Pessimisti e ottimisti
Al di là delle differenze di idee e di posizioni, mi pare che i commenti e gli umori, riguardo all’esito delle elezioni italiane, oscillino sostanzialmente tra i due opposti poli dell’ottimismo e del pessimismo. C’è chi pensa, che, alla fine, il buon senso prevarrà, che la scossa potrà rivelarsi salutare, che si aprirà una stagione nuova, con nuove e interessanti opportunità ecc. ecc. E c’è chi pensa, invece, che la situazione sia una delle più buie conosciute dal nostro Paese nel dopoguerra, che non si scorgano schiarite all’orizzonte e che, se oggi va male, domani potrebbe andare anche peggio.
Naturalmente, anche gli ottimisti – se muniti di almeno un minimo di raziocinio – non si nascondono le difficoltà e i pericoli, e anche i pessimisti – tranne i depressi e i catastrofisti di mestiere – non escludono che, in qualche modo, le cose possano un po’ aggiustarsi.
Personalmente – pur dotato, di natura, di un carattere non particolarmente tetro – mi iscrivo, purtroppo, al partito dei pessimisti. Ma ho maggiore simpatia umana per gli ottimisti, di cui cerco la compagnia e la conversazione, per farmi coraggio, così come invece cerco di evitare il discorso con i miei “compagni di partito”.
Limitatamente al problema della salvaguardia, nel presente e nel futuro, dei valori dell’ebraismo, ho cercato di analizzare su cosa il mio pessimismo possa basarsi. E sono andato a ripercorrere un po’, mentalmente, la storia che conosciamo, per vedere quando questi valori, in passato, siano stati minacciati, e per chiedermi se tali circostanze si possano oggi, magari sotto mutate spoglie, ripresentare.
Da quel po’ di storia che conosco, mi sembra di ricordare che, quando la situazione economica va male, o molto male, per gli ebrei suona una campanella di allarme, perché prima o poi salta su qualcuno a dire che è colpa loro.
Ricordo, poi, che, in passato, quando il costume civile si è imbarbarito, e la lotta politica è giunta a travalicare e calpestare il rispetto per le singole persone, per gli ebrei non ha tirato una buona aria. Ricordo anche che, da quando esistono le istituzioni democratiche, gli ebrei, come tutte le minoranze, hanno sempre trovato in esse un essenziale strumento di difesa e salvaguardia, e, quando tali istituzioni hanno vacillato, o hanno perso il consenso e la fiducia della popolazione, le minoranze, e gli ebrei tra esse, sono state le prime ad avere qualcosa da temere.
Ricordo infine, che, tutte le volte che sul terreno è spuntato un capo carismatico, seguito da folle oceaniche di masse plaudenti, per gli ebrei non è stato un buon momento.

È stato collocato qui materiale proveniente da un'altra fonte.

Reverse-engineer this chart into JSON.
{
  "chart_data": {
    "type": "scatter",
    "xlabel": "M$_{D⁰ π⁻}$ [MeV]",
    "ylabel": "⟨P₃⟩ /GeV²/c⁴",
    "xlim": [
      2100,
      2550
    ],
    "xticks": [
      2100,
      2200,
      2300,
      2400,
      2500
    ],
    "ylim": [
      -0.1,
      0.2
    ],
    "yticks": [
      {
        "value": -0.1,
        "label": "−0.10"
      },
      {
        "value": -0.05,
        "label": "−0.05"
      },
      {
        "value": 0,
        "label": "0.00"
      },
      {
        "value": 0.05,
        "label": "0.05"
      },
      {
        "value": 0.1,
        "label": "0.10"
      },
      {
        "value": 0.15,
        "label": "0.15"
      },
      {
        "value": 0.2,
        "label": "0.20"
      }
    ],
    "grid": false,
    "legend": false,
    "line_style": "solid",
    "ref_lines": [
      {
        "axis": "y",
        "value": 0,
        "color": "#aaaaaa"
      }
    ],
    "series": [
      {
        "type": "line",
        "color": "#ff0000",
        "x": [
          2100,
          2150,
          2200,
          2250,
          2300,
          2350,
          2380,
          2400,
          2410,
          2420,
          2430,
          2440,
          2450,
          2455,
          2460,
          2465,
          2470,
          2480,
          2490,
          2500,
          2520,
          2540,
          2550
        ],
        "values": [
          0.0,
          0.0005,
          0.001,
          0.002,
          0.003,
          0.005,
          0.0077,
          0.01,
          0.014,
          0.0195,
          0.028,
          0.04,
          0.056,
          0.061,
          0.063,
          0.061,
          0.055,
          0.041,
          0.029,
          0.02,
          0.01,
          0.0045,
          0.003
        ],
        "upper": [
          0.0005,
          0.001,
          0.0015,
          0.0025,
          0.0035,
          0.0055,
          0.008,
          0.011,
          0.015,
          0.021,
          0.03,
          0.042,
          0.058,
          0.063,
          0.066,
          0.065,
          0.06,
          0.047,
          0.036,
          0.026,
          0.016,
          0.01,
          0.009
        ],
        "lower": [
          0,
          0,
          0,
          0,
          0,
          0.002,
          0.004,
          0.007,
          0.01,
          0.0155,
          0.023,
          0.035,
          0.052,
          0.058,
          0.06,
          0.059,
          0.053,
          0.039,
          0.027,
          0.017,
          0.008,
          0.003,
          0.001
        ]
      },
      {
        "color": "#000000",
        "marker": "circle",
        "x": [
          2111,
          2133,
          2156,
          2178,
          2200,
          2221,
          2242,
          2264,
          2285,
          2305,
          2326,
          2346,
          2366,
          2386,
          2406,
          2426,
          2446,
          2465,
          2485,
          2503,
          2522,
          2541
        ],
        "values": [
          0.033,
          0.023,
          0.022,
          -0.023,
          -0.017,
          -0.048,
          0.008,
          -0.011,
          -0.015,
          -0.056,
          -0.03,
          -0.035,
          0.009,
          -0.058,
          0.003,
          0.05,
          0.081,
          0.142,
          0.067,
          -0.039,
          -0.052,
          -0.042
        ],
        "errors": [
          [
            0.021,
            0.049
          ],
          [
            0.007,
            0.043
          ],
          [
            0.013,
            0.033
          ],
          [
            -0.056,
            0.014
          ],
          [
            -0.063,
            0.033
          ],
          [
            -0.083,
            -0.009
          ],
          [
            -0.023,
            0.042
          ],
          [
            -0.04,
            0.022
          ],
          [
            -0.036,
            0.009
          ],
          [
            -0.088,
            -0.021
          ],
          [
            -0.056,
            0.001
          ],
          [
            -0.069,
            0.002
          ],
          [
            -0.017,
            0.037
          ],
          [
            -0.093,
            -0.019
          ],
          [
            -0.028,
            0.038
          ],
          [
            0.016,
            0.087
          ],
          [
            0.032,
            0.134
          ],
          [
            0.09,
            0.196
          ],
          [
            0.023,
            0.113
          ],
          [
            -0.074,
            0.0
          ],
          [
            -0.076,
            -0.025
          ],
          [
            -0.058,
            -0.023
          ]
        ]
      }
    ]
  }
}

I capi carismatici a volte sembrano buoni, a volte cattivi. A volte restano quello che sembrano, altre volte, invece, passano improvvisamente da buoni a cattivi, semplicemente perché così, al momento, gli gira. In ogni caso, le masse li seguono sempre, dovunque vadano. Per cui credo che la storia insegni che è sempre meglio diffidare di loro, anche quando sono, o sembrano, buoni.
Sono ragioni sufficienti per fondare su di esse il mio pessimismo? Spero di no, e vado a cercare un amico ottimista.